É igualmente importante reconhecer os limites da via extrajudicial. O inventário precisará ser judicial quando:
- Há herdeiro menor de 18 anos ou incapaz (em fase de mudança de entendimento);
- Os herdeiros não chegam a acordo sobre a partilha;
- Há testamento sem a autorização judicial para a via extrajudicial;
- Existem credores do espólio que se opõem à divisão dos bens;
- Há bens com titularidade disputada ou em litígio;
- Etc.
Identificar isso desde o início evita perda de tempo e dinheiro. Um advogado especializado saberá fazer esse diagnóstico antes de qualquer providência.
O papel do advogado — e por que ele faz diferença
A presença do advogado não é burocracia: é garantia. A Resolução CNJ nº 35/2007 proíbe expressamente que o cartório lavre a escritura sem assistência advocatícia. Não existe inventário extrajudicial sem advogado — qualquer informação em contrário está errada.
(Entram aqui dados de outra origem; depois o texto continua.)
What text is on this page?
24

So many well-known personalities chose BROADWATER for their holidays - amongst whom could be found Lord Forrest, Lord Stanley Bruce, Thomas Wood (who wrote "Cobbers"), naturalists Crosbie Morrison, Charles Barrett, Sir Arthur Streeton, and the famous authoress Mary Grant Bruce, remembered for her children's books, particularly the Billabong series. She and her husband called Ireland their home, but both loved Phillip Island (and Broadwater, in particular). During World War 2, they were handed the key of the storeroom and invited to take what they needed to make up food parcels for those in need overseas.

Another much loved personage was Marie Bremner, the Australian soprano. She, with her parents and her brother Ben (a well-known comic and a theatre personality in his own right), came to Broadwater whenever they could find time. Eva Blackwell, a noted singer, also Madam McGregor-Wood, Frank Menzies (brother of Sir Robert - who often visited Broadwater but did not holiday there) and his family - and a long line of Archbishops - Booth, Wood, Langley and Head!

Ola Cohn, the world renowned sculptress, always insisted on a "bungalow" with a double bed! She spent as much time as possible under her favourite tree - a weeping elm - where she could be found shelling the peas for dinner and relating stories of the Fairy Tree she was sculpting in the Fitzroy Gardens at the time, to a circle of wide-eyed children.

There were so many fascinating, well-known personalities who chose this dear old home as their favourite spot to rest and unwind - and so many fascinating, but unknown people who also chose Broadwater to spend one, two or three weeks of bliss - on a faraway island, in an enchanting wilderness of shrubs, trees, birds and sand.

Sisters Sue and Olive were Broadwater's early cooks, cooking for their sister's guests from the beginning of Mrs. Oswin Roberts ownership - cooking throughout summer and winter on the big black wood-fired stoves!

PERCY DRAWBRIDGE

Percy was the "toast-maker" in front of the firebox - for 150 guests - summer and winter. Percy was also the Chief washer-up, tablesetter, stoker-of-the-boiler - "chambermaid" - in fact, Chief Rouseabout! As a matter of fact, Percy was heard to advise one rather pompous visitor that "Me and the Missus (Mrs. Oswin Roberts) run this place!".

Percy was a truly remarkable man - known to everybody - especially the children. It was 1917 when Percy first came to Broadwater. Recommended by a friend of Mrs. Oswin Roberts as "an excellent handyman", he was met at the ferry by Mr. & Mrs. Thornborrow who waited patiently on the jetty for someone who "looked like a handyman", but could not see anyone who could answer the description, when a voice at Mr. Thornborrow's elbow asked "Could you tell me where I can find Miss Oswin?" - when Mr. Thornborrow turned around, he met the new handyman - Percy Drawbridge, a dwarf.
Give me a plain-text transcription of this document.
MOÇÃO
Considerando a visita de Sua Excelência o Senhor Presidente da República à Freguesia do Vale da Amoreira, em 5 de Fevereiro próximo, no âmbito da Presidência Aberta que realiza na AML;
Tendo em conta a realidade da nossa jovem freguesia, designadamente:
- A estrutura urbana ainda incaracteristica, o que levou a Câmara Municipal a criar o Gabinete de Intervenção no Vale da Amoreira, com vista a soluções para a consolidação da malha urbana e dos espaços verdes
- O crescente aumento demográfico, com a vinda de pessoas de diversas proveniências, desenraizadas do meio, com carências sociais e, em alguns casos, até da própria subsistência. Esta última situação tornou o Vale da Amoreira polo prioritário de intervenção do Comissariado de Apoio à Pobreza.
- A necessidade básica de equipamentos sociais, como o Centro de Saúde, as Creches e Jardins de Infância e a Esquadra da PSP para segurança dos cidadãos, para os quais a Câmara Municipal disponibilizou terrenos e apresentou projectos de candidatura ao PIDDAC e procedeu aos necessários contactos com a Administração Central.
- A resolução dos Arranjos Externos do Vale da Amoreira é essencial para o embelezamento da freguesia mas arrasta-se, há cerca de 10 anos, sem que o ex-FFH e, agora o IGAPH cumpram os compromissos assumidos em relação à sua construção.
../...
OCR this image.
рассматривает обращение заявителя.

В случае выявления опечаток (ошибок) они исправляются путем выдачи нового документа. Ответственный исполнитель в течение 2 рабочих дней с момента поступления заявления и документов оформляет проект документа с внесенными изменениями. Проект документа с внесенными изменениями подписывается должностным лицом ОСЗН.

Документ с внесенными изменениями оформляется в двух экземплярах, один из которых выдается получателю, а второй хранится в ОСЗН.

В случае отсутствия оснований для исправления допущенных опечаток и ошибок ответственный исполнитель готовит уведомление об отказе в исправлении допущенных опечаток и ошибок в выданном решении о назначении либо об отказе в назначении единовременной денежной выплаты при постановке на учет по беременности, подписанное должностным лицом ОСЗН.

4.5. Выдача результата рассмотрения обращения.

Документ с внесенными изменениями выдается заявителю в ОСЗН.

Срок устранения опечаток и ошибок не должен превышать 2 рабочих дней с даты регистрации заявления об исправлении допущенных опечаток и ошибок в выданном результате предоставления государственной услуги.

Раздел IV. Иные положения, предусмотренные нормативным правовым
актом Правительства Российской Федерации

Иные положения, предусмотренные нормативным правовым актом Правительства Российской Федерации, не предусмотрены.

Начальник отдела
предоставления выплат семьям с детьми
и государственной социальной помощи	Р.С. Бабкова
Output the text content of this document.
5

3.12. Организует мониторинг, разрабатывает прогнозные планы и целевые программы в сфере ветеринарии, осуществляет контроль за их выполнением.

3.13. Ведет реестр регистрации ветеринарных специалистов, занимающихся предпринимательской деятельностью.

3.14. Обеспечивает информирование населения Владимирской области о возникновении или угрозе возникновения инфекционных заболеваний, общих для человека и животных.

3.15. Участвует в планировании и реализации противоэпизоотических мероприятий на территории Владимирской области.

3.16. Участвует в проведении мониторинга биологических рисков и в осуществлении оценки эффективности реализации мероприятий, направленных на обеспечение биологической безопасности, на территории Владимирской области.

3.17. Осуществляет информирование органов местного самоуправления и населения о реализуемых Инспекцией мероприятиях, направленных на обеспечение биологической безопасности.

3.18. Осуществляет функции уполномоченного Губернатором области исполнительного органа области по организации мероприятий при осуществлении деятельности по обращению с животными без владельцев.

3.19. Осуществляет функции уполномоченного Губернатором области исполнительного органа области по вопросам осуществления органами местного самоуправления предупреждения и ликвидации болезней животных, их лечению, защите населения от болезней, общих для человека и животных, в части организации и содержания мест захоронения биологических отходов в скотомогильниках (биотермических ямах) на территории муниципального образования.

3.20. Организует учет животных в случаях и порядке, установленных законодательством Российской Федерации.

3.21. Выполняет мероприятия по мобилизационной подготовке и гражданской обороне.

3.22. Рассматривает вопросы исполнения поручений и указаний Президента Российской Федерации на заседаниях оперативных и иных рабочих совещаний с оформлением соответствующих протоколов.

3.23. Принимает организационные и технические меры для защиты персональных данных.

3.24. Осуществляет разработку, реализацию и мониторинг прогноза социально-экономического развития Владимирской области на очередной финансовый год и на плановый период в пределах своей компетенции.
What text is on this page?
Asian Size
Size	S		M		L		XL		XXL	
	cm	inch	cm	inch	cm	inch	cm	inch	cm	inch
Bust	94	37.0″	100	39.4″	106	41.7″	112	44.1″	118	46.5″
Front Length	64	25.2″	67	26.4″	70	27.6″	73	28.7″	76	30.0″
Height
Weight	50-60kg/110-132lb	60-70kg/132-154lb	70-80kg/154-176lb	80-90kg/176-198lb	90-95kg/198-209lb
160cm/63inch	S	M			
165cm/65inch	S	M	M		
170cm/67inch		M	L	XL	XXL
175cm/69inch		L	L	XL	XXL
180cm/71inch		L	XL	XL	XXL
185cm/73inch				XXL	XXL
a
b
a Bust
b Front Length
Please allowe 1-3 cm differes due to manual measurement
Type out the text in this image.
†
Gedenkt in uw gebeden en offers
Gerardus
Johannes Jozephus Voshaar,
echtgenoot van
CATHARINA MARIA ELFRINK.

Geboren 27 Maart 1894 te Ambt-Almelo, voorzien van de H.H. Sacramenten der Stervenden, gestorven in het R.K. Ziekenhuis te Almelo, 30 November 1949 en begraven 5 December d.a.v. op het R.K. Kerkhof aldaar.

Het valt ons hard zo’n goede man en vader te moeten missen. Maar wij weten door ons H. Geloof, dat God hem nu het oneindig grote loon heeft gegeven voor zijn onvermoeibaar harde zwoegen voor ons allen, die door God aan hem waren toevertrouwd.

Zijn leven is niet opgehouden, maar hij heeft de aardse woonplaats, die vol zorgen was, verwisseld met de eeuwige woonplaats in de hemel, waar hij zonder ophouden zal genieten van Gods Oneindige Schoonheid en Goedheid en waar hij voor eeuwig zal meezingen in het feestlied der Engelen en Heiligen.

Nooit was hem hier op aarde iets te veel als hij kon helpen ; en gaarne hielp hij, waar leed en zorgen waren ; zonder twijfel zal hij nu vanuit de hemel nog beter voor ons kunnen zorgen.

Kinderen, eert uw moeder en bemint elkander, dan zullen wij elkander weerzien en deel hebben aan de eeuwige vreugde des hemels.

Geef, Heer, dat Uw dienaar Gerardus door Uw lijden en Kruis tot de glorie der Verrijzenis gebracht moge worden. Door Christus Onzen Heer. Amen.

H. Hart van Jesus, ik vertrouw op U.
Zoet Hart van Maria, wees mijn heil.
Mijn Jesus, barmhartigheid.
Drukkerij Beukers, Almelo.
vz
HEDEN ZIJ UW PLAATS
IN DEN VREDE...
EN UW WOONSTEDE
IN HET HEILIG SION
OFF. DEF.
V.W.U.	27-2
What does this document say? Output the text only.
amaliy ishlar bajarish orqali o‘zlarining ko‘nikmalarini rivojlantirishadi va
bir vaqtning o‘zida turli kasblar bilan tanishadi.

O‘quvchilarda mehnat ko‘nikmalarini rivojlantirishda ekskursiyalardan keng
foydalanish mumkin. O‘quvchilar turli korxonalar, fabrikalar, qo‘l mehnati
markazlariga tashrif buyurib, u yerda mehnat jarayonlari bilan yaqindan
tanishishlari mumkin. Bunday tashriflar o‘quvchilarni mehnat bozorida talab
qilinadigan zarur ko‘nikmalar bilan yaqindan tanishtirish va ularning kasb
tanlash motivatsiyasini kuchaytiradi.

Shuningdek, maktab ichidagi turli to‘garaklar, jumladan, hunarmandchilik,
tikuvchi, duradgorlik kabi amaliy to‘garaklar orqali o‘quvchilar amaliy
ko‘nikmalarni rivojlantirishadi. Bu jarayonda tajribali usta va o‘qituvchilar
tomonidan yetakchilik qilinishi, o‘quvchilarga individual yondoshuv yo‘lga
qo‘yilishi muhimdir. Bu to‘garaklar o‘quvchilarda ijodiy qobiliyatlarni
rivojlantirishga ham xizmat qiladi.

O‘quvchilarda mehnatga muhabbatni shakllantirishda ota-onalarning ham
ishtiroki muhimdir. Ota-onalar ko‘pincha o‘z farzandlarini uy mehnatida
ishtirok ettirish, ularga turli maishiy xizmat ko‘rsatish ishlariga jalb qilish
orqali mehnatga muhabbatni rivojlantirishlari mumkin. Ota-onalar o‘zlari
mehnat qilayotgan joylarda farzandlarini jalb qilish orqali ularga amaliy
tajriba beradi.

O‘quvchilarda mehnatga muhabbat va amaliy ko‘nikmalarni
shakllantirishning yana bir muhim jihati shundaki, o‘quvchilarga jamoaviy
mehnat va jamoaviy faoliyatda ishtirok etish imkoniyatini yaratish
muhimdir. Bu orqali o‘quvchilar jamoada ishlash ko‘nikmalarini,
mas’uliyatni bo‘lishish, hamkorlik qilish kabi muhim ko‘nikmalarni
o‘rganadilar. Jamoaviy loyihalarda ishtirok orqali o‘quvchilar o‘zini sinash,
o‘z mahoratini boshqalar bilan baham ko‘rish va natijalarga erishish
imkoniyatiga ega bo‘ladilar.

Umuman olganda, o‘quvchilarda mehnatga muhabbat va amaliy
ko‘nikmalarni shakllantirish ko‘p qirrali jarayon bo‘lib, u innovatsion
Mas há uma diferença real entre ter “um advogado” e contar com um profissional especializado em direito notarial e registral. O especialista analisa as matrículas dos imóveis em busca de ônus ocultos antes de a escritura ser lavrada; conhece as possibilidades legais de reduzir o ITCMD de forma legítima; prepara a documentação de modo que o registro transcorra sem notas devolutivas do Cartório de Registro de Imóveis; e garante que a escritura seja tecnicamente sólida, sem brechas que possam ser questionadas no futuro.
Em resumo: um bom advogado não é um custo a mais. É o que transforma um processo potencialmente desgastante em algo rápido, seguro e definitivo.
Perguntas frequentes
Posso fazer inventário extrajudicial sem advogado? Não. A lei é clara. Quem afirmar o contrário está equivocado.
A escritura tem a mesma validade de uma sentença judicial? Sim. O art. 610, § 1º, do CPC é expresso: a escritura é documento hábil para qualquer ato de registro, sem necessidade de homologação judicial.
Existe prazo para abrir o inventário? Sim. O prazo é de 60 dias a contar do falecimento, conforme o art. 611 do CPC. O atraso não impede a abertura, mas pode gerar multa sobre o ITCMD, conforme a legislação estadual. Em PE, a Lei nº 13.974/2009 prevê acréscimos moratórios após esse prazo.
E se algum herdeiro estiver no exterior? Ele pode se fazer representar por procurador com poderes específicos, constituído por procuração pública.
Inventário extrajudicial serve para imóvel rural? Sim, desde que os demais requisitos estejam presentes. Serão necessários também o CCIR (Certificado de Cadastro de Imóvel Rural) e a certidão negativa de ITR.